The D'Oyly Carte Opera Company was a business as much as it was an artistic theatrical troupe. Gilbert and Sullivan had signed a five-year contract in 1883 with Richard D'Oyly Carte. Both were given the right of veto over engaging members of the company. Gilbert once admitted that his method of writing the shows was based on knowing who his leads were and designing roles that suited them.

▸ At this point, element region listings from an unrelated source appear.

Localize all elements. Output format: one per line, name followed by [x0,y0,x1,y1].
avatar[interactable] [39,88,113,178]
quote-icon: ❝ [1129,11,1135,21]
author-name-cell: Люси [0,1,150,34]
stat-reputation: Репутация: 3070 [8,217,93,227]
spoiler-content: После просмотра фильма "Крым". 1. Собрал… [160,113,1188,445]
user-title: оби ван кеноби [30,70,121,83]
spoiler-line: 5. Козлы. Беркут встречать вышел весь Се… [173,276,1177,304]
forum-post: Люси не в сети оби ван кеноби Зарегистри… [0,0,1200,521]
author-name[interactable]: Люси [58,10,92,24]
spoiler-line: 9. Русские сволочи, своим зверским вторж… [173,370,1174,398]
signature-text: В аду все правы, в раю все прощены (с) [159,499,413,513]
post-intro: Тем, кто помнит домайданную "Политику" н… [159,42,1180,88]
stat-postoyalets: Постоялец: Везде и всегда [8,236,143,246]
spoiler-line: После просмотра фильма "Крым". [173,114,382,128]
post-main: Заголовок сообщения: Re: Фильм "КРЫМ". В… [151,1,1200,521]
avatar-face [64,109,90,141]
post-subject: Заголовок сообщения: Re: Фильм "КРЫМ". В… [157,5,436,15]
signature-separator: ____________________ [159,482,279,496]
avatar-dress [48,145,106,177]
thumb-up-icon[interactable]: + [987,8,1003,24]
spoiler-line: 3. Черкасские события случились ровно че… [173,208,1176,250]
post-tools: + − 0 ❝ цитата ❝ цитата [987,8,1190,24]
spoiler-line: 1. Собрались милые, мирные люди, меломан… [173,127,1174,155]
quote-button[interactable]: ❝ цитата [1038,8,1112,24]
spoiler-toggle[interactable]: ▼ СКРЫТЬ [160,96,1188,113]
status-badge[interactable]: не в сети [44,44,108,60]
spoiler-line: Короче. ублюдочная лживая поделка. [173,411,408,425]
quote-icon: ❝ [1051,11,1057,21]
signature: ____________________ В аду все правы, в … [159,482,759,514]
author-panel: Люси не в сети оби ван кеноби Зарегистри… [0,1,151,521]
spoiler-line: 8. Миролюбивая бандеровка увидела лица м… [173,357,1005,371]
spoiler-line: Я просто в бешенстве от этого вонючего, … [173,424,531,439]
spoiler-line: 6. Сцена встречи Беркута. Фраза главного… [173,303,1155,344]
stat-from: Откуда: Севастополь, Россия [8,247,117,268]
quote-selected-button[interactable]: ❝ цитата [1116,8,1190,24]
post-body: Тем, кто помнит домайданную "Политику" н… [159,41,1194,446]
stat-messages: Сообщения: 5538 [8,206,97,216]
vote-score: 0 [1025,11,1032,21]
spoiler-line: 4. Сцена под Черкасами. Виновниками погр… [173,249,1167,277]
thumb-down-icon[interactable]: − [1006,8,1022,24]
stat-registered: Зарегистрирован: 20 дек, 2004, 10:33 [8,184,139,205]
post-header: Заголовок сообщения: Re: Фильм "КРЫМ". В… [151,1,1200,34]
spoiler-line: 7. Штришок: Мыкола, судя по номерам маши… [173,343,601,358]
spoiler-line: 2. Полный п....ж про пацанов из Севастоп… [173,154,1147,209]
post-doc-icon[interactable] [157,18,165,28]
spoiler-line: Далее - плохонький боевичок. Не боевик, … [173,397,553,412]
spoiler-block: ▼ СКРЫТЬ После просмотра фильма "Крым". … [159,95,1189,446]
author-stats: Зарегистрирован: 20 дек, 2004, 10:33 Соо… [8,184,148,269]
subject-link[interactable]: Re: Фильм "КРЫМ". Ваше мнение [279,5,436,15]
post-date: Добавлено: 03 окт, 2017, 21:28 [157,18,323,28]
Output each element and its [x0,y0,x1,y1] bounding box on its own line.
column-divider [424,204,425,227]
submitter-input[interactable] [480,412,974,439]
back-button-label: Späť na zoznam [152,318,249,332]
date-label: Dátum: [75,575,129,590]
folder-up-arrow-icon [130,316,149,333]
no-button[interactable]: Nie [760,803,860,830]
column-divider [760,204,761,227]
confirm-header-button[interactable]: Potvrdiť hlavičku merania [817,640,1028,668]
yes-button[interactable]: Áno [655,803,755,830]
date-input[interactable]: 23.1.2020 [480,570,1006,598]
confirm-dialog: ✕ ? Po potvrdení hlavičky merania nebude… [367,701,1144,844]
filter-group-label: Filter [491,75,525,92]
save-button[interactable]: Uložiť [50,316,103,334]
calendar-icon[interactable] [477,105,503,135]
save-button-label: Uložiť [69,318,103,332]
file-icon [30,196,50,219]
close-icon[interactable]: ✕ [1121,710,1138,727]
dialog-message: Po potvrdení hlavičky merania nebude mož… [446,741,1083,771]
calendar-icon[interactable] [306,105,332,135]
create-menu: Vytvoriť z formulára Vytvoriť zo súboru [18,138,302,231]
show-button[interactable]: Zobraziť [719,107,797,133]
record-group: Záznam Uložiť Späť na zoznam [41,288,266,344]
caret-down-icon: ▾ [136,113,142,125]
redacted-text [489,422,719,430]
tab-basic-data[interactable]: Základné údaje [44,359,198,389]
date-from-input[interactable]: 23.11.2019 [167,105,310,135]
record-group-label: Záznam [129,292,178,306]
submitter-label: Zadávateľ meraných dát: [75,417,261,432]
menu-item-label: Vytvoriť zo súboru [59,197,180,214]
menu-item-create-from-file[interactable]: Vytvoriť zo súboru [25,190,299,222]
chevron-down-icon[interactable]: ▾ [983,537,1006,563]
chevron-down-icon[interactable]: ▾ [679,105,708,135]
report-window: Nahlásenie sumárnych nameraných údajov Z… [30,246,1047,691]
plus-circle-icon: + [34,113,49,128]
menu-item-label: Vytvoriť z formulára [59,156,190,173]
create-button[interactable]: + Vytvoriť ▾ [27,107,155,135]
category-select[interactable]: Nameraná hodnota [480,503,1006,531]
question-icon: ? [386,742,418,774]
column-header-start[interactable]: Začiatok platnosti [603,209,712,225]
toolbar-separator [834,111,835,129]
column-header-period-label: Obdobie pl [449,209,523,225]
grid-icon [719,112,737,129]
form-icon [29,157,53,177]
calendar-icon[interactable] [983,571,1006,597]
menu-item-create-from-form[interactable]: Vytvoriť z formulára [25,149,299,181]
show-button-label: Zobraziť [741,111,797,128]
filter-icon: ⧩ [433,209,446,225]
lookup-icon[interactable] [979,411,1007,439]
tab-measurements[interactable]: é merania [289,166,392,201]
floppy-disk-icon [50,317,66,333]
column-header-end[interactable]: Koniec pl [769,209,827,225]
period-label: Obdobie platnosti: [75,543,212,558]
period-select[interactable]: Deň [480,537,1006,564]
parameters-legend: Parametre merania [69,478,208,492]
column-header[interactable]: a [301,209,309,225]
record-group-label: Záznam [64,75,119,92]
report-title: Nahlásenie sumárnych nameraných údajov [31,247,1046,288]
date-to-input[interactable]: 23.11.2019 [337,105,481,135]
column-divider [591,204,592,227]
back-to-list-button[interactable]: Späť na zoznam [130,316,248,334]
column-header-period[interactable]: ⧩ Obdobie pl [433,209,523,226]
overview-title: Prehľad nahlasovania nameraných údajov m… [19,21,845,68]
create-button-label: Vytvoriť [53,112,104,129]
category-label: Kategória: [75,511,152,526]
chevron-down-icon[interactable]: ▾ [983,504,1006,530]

The everyday running of the theatre and the business, however, was left to Carte. Sullivan was probably quite content with this arrangement, which left him free to worry about only creative details and to indulge in his busy social life amongst the upper classes. During the run of The Mikado, Gilbert began to chafe under the limitations the contract imposed on his involvement. "I am merely a hack author employed by you to supply you with pieces on certain terms," he wrote in an angry letter of complaint. He wanted to be consulted and updated much more often than he had been. Carte replied that calling meetings of the three men on every little detail would be impractical. He also reminded Gilbert that while all three were contracted to sharing profits, Carte alone was liable for any losses. Gilbert reluctantly backed off, especially since he received no support from Sullivan, who wished to absent himself from the whole discussion. But this minor quarrel was an ominous foreshadowing of the fatal explosion that was to occur over carpet expenses during the run of The Gondoliers a few years later.
All three partners, of course, shared in one major business venture: the decision to cast and send out touring companies, first to the rest of Britain, and then throughout the world. The drawing above was made backstage at a performance of The Mikado in Hamburg, Germany. Jessie Vince has identified herself (This is me) gossiping with other cast members. Copyright laws were often non-existent or ineffective; so a touring production was one way of battling pirated performances and bringing the partners the revenues their creative efforts deserved.
Rights to The Mikado in the U.S.A. were assigned by a bidding process. When the losing bidder began to mount a rival production, Carte declared war. While the pirates could easily obtain a script from theatre programs, the orchestra scores have never been published. (They must be rented.) Liberty's refused to make costume materials available to the rival and Carte bought up all the Japanese costumes in Paris when he learned that the scoundrel was heading there. When an opening date was announced for the unauthorized production, two months ahead of that planned for the "real" one, Carte hastily assembled the cast who thought they were being groomed for a tour of England, swore everyone to secrecy, herded them on board a steamer under assumed names, and opened in New York ahead of the rival production by almost a week. Such was the cut-throat business when a property was as profitable as The Mikado. Unfortunately, the courts were often of no help, as the following New York verdict by a staunch Ulster-born Tammanyite makes clear: "Copyright or no copyright, commercial honesty or commercial buccaneering, no Englishman possesses any rights which a true-born American is bound to respect."
Sullivan accompanied the American tour, in the process visiting Salt Lake City and performing at the organ in the Mormon Tabernacle. Gilbert stayed in England to keep an eye on the original, since (unlike amateur productions like ours, eh, Doug?) the cast might be tempted to change things. He caught "Pooh-Bah" repaying a loan to "Pitti-Sing" by slipping her small coins night after night on stage. And he ordered "Ko-Ko" to stop rolling over on the floor when pushed by the Mikado. "But I got a big laugh by it." "So you would if you sat on a pork pie."
Gilbert's insistence on discipline extended to banning intermingling of the sexes in dressing rooms at intermission, leading to the company's nickname: The Savoy Boarding School. But he and Sullivan and Carte raised the artistic and social bar for the theatre to the heights of respectability we take for granted today.